Look Before You LEAP

A cautionary tale from a wireless LAN hacker at Unstrung's first-ever live show

October 1, 2003

2 Min Read
Look Before You LEAP

One of the highlights of the first-ever Unstrung Live conference in New York today was the demonstration -- by a real, live hacker (albeit one on the side of the angels) -- of just how easy it is to break into Cisco Systems Inc.'s (Nasdaq: CSCO) proprietary Lightweight Extensible Authentication Protocol (LEAP) wireless LAN security mechanism and gain unauthorized access to supposedly secure 802.11 networks.

Joshua Wright, an information security architect (who humorously referred to himself as a hacker several times during the presentation) from Johnson & Wales University in Providence, demonstrated -- to an audience of around 200 people -- a tool he has developed to exploit flaws in the LEAP technology.

"I call it ‘Asleep’ -- as in asleep at the wheel," Wright quipped.

This kind of hack involves the use of two applications.
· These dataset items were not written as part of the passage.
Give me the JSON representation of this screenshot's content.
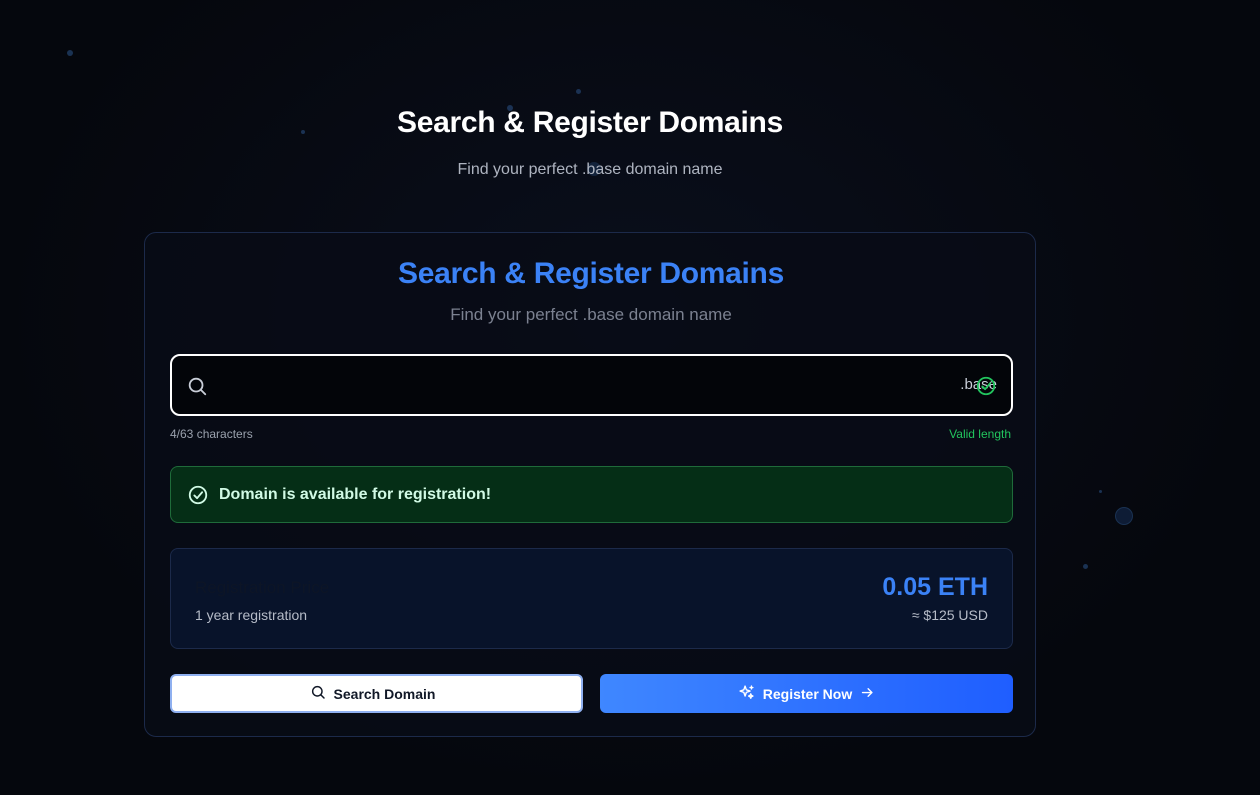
{
  "hero": {
    "title": "Search & Register Domains",
    "subtitle": "Find your perfect .base domain name"
  },
  "card": {
    "title": "Search & Register Domains",
    "subtitle": "Find your perfect .base domain name"
  },
  "search": {
    "value": "",
    "placeholder": "",
    "tld": ".base",
    "char_count": "4/63 characters",
    "validity": "Valid length"
  },
  "availability": {
    "message": "Domain is available for registration!"
  },
  "price": {
    "label": "Registration Price",
    "duration": "1 year registration",
    "eth": "0.05 ETH",
    "usd": "≈ $125 USD"
  },
  "buttons": {
    "search_label": "Search Domain",
    "register_label": "Register Now"
  },
  "colors": {
    "accent": "#3b82f6",
    "success": "#22c55e",
    "success_bg": "#052e16",
    "background": "#05070d"
  },
  "icons": {
    "search": "search-icon",
    "check": "check-circle-icon",
    "sparkles": "sparkles-icon",
    "arrow": "arrow-right-icon"
  }
}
The first is the Kismet Linux wireless LAN network sniffer, which is similar to the popular Netstumbler tool that is available on Windows. Wright says he uses this tool to track down Cisco access points that are broadcasting in the area.

After locating his prey, it's time to bring out the big gun: the Asleep tool. This application exploits the challenge/response technique used by a Cisco system when it is trying to authenticate a client connecting to the wireless network. "Challenge/response leaks information about the network," Wright bluntly notes.

This enables a tooled-up hacker to run a so-called "dictionary attack" against the LEAP system. Wright showed two data feeds where he ran massive lists of words -- and even numbers -- against the Maginot Line of the Cisco defenses. In minutes, even seconds, the Asleep tool had found the passwords it needed to gain access to the network.

After compromising the wireless LAN, Wright says, a hacker can often leap onto other parts of a network, because a user may well have the same password to access various directories and applications.

Wright says he informed Cisco about the flaw in LEAP several months ago. In response, the firm issued a brief warning on their Website and asked for more time before he released the tool to the public. Wright now says that the tool will be generally available in a couple of months.

"They've known about this for years -- and that's what really bothers me -- [that] I had to go and point it out to them," Wright says.